Lesson #2 – When the company says, “we expect $3.20-3.30 EPS in the fourth quarter,” but the consensus earnings estimate remains below those numbers, that means the quarterly earnings report will probably surprise the market with an earnings beat. That’s exactly what happened with SYNNEX’s results yesterday afternoon.

Lesson #3 – When stock markets are going through several months of bearishness, analysts tend to underestimate their earnings projections. And when the market is going through a bullish cycle, analysts tend to overestimate their earnings projections. Therefore, when we’re going through a bearish cycle (as we just did October through December), and the consensus earnings estimate is lower than the earnings guidance that comes directly from the CEO’s mouth, you’ve got to run with the CEO’s number, and realize that quarterly results are likely to surprise and please the market.

Lesson #4 – I didn’t even mention, yet, that SYNNEX announced an increase in their quarterly dividend payout yesterday, from $0.35 to $0.375. That was a no-brainer. Lots of companies announce annual dividend increases like clockwork.

Do you know how to look up dividend history, corporate press releases, consensus earnings estimates, etc.? This information is readily available to investors. If you’re curious, shoot me a brief email and I’ll be happy to point you in the right direction. But remember, your full-service and discount brokerage firms also have people at-the-ready to help you. There’s no need to cluelessly ponder how to look up earnings estimates. Let’s figure it out and expand your investment knowledge!

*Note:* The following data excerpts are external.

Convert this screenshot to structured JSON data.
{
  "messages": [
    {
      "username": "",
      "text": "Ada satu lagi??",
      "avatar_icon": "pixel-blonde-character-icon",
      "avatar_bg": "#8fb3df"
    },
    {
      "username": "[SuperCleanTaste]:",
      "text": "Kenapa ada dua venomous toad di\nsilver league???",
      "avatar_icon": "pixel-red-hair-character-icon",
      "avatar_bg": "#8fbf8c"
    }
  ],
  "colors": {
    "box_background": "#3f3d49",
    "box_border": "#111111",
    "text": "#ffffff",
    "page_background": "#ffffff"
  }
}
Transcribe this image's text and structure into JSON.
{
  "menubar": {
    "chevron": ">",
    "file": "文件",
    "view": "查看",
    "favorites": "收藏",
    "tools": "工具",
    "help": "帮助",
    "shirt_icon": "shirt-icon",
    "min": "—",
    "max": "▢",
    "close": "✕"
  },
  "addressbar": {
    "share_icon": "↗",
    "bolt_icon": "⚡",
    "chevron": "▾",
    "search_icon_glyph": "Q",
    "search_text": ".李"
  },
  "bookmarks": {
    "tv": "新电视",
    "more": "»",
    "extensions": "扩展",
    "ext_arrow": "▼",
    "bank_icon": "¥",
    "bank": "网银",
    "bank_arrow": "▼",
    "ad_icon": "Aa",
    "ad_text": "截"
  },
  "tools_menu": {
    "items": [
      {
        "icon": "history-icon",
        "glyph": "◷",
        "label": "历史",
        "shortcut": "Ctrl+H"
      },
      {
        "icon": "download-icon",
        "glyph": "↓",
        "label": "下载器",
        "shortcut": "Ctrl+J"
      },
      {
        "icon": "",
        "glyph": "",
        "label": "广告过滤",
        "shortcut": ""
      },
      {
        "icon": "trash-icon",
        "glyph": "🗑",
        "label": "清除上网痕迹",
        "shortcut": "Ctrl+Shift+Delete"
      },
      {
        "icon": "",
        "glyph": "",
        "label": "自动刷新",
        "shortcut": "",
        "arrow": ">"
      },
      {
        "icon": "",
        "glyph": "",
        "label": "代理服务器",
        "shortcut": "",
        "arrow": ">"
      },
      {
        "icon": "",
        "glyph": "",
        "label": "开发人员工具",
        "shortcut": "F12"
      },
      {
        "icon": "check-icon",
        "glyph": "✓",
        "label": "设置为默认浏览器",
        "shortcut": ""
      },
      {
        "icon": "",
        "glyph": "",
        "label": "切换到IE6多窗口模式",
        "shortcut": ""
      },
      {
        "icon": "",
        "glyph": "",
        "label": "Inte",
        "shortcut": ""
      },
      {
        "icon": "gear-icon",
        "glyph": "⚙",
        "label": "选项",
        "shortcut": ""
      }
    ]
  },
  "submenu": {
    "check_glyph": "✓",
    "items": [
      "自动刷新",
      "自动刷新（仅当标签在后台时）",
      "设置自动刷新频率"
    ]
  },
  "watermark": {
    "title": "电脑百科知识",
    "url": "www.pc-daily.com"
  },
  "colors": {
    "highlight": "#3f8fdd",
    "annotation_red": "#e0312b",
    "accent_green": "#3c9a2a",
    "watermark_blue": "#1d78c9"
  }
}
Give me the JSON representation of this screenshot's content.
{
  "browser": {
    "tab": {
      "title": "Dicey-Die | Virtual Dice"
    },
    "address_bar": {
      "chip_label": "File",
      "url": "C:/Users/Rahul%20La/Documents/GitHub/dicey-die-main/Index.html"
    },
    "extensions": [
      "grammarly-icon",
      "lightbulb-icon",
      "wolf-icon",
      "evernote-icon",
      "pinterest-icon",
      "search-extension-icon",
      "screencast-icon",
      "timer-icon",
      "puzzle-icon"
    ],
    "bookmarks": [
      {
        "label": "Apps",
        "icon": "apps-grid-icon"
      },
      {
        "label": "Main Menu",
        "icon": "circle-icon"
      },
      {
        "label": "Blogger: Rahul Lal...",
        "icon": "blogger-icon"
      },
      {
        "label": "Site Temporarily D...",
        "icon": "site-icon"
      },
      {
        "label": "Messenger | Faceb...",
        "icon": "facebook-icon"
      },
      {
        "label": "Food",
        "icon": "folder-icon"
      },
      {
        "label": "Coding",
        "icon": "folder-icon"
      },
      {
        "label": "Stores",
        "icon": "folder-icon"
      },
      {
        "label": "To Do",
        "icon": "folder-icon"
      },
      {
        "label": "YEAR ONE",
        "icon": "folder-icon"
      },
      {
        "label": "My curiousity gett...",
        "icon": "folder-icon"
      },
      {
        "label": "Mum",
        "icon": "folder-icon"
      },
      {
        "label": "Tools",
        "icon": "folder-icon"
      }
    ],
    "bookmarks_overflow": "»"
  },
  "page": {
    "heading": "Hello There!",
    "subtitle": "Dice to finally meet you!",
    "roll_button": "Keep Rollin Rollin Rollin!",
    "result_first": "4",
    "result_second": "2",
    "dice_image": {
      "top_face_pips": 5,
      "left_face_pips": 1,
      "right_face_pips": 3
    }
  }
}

SNX shares are up over 12% thus far this morning, at $97.63, blowing past what appeared to be upside resistance at about 93. I expect some sideways trading going forward, and SNX could easily dip back down to 88. The stock remains undervalued. Trade out of SNX if you want to – I think you’ve locked in your maximum upside move for the time being -- but I’m going to keep SNX in the Buy Low Opportunities Portfolio for additional gains in the coming months. I’m moving SNX from Strong Buy to Buy, simply because there’s less upside in the very short-term than there was when I recommended the stock on Tuesday. Buy.